One of the nurses who spoke out said that her and her friends at other hospitals are “seeing more reactions with their patients post-vaccination than they’re seeing COVID patients.” This statement generated broad agreement from many of the other nurses who seem to have witnessed this same trend.
Meanwhile, this nurse said her and her associates are “laughed at for bringing it [the side effects] up … There’s such an insane sense of bullying going on that people aren’t even wanting to speak up.”
In addition to the anti-reporting social climate, the nurse explained that another confounding factor is how it takes half an hour to make a VAERS report. She said this makes it nearly impossible for understaffed, overburdened health care workers to find time to log each adverse reaction they see.
“The nurses are being discouraged from reporting it because first of all it takes about 30 minutes to report on VAERS,” she said. For every report that exists, somebody “had to take 30 minutes out of their day to put that in and risk people walking by, seeing them doing this and belittling them,” the nurse added.
“I would say that the VAERS reports hold a lot of clout because whoever put that in took their time to put that in,” the nurse concluded, responding to those who claim that VAERS data is unreliable since anyone can file a report.
“I’m an ER nurse and I see all the strokes, the heart attacks, it is blatantly obvious what they [the vaccines] are causing, blatantly obvious,” a second nurse said at the town hall.

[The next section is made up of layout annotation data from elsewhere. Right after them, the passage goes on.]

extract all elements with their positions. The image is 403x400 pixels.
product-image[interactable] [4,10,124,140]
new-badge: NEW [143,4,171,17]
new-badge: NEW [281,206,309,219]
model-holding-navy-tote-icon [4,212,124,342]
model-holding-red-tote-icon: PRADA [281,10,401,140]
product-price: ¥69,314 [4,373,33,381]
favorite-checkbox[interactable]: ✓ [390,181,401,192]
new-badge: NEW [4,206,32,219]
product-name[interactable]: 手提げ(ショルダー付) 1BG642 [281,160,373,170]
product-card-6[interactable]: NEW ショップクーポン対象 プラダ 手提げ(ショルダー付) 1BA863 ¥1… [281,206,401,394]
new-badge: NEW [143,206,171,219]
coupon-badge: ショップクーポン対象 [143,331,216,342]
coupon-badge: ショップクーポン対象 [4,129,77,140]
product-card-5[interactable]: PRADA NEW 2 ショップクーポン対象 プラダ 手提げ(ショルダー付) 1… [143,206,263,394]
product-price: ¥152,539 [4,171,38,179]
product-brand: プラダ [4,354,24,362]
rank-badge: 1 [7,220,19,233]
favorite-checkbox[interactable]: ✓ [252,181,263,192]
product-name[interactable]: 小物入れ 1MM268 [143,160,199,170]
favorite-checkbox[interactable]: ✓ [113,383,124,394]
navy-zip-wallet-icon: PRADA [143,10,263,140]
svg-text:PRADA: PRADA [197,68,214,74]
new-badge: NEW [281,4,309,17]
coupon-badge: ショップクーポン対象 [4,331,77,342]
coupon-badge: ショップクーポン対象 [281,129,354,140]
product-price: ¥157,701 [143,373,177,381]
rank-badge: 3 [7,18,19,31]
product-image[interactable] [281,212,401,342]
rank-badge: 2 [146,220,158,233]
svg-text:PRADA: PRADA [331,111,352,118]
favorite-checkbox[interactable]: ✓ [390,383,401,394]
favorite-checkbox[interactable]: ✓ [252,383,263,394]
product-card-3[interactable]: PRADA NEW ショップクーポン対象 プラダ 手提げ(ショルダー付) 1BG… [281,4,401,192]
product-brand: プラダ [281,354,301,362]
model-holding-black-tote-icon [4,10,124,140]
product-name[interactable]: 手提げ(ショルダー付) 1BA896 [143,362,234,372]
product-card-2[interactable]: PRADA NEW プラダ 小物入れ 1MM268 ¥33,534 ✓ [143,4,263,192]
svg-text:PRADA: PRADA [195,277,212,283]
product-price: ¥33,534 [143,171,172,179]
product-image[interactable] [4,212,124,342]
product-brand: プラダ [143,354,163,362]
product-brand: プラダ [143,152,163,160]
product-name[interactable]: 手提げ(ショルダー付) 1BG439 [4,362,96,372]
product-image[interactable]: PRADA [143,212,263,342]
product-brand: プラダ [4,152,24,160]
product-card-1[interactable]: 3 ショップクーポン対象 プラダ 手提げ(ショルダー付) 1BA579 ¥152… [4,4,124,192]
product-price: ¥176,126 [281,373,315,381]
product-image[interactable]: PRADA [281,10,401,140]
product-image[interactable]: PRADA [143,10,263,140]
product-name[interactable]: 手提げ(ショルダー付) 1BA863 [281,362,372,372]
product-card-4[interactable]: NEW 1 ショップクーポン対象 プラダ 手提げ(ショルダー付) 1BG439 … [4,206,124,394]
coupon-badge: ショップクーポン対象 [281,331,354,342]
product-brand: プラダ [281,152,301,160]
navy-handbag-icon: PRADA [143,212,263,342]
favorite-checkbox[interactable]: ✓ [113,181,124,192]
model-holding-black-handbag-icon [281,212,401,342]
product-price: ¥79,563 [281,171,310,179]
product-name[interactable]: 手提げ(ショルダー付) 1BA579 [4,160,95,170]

“I don’t even know what to do with this,” said a third nurse, who is responsible for interacting with patients who call in to report the symptoms they’re having post-vaccination. She reported that the range of adverse reactions is broad and there are so many callers her line is overwhelmed.
“I don’t know what to do so we send them to the emergency department and it gets written off and I don’t know what happens with the VAERS report,” she said.
When this nurse raised concerns to the doctors at her institution about how many people seem to be dying after getting the shot, she said she received the following response: “The death number is wrong but most importantly the death number is related to death after they receive the vaccine. In other words the vaccine didn’t cause the death but was given in a time frame where death was reported.”
Another nurse also said she got a concerning email from her hospital instructing her not to report whether or not new cases of the virus are occurring in patients who have been vaccinated.
“We were also at one point reporting positive COVID cases of people that were vaccinated,” the nurse explained. “Two, three short weeks later [we got a] mass email that said we don’t want to know anymore whether they’re vaccinated or not.”
“Why don’t you want to know whether this vaccine is working?” she asked.
Many of those in attendance, including Mortensen, shared anecdotes about people they know who have suffered injuries post-shot.
Apparently, health care workers have become so accustomed to seeing reactions occur that vaccine hesitancy is somewhat common. “You have health care systems that have very minimal people vaccinated. They want to tell you that they’re fully vaccinated — they are not,” one nurse reported.
The nurses who are warry of receiving the vaccine also have some data to back them up. Use of the swine flu vaccine was discontinued in 1976 after about .001% of recipients responded poorly to the injection. According to a CDC report from the beginning of this year, VAERS shows that about .005% of COVID vaccine recipients suffer a serous reaction, .05% suffer a non-serious reaction and .0001% die. Although this death rate is fortunately very low, the rate of severe reactions is magnitudes higher than that of the swine flu vaccine that was deemed too unsafe for public consumption.